Ferdinand is stirring it up over at his site, with a scathing post about the CBS Reporter who discovered that chaos reigned in the anarchic mob in Egypt’s Tahrir Square. Here is a picture of the reporter when covering the Iraq War from Wiki:
She didn’t deserve whatever it is that CBS hints at but won’t say happened to her, but anyone who has been to a Muslim country knows that women shouldn’t wear see through shirts there as a basic safety precaution. That goes double for western women in a war zone. Any time you have to use a bullet proof vest as a cover-up, you aren’t properly dressed. I’m just sayin. I say this as a man who traveled with his sister in Morocco and his wife in Turkey. I wouldn’t have let either of them go out in public like that.
However, before you accuse me of being an insensitive ass, in her defense the reporter was on a man hunt at the time, and married men can be an elusive quarry.
After seeing Ferdinand’s post, I saw this story from the AP linked from Drudge. This part in particular caught my attention:
Sexual harassment of women is an all-too-common occurrence on the streets of Cairo. But many women noted a complete absence of it in the early days of protests in Tahrir Square, where demonstrators made a point of trying to create a microcosm of the society without many of Egypt’s social ills.
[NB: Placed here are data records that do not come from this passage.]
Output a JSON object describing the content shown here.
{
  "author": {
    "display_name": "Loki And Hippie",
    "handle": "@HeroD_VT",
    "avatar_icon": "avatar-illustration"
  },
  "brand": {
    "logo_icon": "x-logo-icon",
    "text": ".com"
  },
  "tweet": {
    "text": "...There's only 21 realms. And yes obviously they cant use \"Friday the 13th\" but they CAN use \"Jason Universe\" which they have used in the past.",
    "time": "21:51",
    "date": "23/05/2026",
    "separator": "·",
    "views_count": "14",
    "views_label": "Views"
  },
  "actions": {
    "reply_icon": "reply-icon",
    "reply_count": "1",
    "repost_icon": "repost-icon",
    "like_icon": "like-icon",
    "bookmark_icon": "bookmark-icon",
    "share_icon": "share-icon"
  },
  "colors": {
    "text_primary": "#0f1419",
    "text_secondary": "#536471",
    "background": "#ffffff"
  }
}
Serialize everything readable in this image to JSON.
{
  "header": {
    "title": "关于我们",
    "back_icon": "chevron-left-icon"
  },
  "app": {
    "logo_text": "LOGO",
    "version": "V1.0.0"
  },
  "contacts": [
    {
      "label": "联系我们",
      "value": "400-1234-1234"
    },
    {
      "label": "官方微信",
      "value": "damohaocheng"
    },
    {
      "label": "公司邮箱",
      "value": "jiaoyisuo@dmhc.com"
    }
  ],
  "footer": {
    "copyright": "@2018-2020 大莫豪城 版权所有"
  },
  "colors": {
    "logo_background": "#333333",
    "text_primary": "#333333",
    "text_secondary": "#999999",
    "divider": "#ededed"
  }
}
However, in the final days, and especially after the battles with pro-Mubarak gangs who attacked the protesters in Tahrir, women noticed sexual assault had returned to the square. On the day Mubarak fell, women reported being groped by the rowdy crowds. One witness saw a woman slap a man after he touched her. The man was then passed down a line of people who all slapped him and reprimanded him.
Really?
Women went into the square expecting to be assaulted, and noted the refreshing change? And the crowd passed a groper down the line, each one slapping him and reprimanding him?